Aussitôt, les larmes avaient coulé des yeux aveugles du jeune homme et son assistante médicale l'avait pris dans ses bras, le berçant comme elle avait l'habitude de le faire.

Cela faisait désormais quinze ans qu'elle était en charge de Tyson Sky, un garçon abandonné par ses parents car né aveugle. Au début, il avait été placé dans un orphelinat où les autres enfants s'étaient souvent moqués de lui à cause de sa cécité.
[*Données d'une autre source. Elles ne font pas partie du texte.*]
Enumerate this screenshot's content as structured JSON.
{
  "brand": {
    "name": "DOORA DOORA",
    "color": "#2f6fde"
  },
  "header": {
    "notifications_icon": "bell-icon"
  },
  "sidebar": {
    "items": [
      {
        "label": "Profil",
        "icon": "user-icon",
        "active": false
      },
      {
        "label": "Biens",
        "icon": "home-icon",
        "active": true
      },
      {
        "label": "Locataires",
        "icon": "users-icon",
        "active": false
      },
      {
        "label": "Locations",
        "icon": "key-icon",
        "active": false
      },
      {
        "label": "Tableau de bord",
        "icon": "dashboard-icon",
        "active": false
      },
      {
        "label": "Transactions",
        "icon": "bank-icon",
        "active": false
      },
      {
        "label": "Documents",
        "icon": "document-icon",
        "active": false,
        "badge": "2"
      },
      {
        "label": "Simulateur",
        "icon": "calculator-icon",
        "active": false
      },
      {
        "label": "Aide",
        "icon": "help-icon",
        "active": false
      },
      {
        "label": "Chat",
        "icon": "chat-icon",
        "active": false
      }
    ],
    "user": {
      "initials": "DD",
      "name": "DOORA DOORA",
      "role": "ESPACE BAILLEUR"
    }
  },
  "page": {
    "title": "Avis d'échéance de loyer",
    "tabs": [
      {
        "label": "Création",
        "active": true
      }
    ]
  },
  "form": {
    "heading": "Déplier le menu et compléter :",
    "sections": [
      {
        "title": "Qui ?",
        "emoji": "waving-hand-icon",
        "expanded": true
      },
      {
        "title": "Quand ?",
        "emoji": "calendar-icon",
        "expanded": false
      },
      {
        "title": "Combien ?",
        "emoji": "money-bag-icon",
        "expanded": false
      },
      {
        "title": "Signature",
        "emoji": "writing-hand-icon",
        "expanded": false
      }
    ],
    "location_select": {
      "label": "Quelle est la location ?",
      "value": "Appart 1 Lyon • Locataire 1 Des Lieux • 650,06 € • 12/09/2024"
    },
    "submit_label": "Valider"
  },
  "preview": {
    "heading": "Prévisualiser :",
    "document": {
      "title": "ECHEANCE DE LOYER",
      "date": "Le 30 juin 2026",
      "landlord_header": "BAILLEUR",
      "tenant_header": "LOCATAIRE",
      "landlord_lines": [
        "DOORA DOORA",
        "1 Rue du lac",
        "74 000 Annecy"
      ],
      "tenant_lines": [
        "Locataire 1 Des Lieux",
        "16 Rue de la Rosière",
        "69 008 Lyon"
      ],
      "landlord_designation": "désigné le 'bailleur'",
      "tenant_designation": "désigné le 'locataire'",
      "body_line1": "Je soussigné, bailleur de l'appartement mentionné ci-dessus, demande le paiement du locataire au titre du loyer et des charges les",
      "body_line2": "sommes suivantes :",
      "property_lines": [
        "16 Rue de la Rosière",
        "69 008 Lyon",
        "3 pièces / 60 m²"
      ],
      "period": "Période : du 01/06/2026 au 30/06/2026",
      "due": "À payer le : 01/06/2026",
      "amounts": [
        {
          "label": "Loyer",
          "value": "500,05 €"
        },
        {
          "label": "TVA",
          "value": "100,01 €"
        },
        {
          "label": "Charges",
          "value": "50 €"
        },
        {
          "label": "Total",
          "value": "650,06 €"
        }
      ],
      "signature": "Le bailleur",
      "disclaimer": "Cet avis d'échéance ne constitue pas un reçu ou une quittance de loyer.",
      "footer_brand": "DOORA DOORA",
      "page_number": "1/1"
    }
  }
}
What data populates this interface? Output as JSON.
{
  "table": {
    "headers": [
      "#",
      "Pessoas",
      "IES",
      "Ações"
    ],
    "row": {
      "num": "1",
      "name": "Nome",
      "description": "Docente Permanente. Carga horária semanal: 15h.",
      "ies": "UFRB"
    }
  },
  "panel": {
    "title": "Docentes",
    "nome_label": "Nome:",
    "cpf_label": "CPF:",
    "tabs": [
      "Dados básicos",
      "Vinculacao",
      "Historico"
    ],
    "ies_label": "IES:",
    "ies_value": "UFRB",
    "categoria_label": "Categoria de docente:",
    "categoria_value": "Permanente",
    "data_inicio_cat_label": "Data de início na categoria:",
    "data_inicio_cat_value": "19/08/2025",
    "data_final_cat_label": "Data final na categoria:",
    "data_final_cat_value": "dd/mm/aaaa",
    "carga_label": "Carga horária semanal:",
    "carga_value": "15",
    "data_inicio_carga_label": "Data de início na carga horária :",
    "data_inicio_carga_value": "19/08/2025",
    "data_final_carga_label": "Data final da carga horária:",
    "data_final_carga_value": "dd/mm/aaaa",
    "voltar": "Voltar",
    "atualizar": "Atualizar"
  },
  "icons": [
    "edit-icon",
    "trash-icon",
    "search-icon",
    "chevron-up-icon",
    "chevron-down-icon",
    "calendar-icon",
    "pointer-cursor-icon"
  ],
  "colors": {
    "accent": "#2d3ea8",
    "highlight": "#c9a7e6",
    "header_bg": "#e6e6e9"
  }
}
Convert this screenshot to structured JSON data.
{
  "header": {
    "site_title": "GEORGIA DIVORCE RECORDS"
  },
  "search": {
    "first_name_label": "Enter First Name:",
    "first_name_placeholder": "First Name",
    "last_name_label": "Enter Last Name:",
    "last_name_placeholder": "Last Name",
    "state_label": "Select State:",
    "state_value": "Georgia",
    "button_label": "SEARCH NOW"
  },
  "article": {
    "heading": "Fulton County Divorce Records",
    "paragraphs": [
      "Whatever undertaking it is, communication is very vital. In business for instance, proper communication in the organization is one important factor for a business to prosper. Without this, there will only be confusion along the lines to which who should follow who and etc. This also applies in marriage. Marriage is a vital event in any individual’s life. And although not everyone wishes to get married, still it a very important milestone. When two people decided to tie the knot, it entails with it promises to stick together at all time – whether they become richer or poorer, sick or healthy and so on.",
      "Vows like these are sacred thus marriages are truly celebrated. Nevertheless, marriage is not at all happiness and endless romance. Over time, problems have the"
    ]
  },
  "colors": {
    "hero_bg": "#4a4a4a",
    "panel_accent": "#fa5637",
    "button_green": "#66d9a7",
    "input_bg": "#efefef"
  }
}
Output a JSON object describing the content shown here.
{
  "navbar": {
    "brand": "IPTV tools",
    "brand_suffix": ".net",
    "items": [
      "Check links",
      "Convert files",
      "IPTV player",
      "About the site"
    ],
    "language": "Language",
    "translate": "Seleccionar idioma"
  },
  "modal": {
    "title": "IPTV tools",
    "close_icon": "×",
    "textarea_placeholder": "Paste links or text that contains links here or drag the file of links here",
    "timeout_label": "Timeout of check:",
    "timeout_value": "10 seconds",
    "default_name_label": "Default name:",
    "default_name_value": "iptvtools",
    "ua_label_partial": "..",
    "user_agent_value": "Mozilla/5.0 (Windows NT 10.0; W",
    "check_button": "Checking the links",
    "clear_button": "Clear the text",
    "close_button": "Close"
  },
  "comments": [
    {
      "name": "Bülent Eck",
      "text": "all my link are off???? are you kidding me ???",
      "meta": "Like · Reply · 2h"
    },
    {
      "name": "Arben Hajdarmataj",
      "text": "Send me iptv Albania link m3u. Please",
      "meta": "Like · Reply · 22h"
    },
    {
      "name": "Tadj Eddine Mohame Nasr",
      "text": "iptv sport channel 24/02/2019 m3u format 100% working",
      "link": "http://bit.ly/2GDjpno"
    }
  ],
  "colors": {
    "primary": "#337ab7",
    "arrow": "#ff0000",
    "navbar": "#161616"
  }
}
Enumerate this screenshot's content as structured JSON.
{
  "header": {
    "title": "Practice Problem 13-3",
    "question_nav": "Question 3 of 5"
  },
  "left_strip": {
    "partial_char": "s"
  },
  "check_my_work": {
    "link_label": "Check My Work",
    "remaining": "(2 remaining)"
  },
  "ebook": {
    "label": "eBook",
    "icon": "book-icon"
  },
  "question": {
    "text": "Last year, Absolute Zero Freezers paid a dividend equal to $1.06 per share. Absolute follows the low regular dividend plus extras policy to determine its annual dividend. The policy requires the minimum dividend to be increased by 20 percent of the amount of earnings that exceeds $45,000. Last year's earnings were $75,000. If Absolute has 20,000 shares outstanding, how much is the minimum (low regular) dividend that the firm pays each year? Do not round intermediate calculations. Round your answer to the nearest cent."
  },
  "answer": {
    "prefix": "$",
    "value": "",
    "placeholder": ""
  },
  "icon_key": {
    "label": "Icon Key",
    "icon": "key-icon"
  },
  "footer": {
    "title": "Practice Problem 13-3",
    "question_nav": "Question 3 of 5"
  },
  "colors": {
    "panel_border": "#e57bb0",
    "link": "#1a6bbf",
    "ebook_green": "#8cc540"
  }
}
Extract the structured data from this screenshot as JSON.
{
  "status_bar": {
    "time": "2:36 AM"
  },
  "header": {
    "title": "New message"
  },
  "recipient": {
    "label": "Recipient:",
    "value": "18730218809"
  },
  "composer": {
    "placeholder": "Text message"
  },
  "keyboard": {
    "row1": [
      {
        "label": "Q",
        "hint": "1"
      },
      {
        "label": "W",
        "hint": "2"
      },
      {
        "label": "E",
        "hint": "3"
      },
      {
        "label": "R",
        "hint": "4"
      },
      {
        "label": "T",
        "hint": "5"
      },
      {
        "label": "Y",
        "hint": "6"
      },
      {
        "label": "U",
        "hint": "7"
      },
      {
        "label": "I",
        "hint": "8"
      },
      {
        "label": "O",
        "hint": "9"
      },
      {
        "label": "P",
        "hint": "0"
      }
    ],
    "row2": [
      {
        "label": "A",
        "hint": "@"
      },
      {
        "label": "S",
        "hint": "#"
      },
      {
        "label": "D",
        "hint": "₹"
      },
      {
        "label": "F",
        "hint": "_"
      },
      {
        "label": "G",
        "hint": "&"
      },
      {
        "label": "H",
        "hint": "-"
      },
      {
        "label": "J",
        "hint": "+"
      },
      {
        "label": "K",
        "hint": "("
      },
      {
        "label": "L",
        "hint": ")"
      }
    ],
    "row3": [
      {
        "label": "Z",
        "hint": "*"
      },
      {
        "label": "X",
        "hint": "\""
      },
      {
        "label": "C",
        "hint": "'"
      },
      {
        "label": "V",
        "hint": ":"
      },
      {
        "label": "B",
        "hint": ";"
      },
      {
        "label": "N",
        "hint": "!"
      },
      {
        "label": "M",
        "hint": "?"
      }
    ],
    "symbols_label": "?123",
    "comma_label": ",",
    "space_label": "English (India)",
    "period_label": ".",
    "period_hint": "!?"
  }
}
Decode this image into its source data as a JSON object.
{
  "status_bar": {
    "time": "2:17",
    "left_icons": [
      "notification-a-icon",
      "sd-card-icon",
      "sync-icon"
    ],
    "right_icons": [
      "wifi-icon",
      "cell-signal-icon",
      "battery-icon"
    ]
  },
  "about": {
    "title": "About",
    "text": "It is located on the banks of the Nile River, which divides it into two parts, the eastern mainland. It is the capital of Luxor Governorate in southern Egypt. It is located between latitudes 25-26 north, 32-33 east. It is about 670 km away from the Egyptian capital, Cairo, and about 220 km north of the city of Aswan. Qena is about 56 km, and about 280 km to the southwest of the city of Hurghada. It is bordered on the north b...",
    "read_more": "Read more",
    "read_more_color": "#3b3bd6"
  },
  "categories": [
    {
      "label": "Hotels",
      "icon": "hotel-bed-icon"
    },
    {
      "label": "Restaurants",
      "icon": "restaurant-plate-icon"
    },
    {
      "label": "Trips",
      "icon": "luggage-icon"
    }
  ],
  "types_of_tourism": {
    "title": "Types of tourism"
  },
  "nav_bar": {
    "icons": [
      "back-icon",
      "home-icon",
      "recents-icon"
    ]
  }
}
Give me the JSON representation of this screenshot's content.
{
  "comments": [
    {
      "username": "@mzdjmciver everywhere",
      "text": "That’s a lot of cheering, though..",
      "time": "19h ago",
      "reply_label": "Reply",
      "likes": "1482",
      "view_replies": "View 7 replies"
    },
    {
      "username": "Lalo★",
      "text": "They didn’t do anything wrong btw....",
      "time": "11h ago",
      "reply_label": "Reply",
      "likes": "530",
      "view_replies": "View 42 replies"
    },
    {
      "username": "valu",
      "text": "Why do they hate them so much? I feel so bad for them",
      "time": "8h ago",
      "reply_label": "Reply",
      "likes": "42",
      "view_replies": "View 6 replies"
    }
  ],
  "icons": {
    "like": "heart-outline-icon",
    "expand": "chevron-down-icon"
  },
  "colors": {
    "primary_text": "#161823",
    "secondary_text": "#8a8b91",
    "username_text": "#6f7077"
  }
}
Il était devenu le souffre-douleur de l'institut mais, étonnamment, jusqu'à ses cinq ans, il n'avait jamais bronché. Ce fut d'ailleurs ce comportement qui lui permit d'avoir accès à un hôpital. En effet, un homme voulant adopter avait trouvé admirable son comportement calme et poli. Malheureusement, ne pouvant pas prendre d'enfants à cause de problèmes d'ordre juridique, l'inconnu avait tout de même fait une donation conséquente pour permettre à Tyson de rejoindre un lieu de soins appropriés. Depuis ce jour, l'infirmière Erika Pedersen avait pris en charge ce jeune homme en tant qu'assistante pour l'aider dans son quotidien. Un lien indestructible s'était formé entre eux, proche de celui d'une mère et de son fils.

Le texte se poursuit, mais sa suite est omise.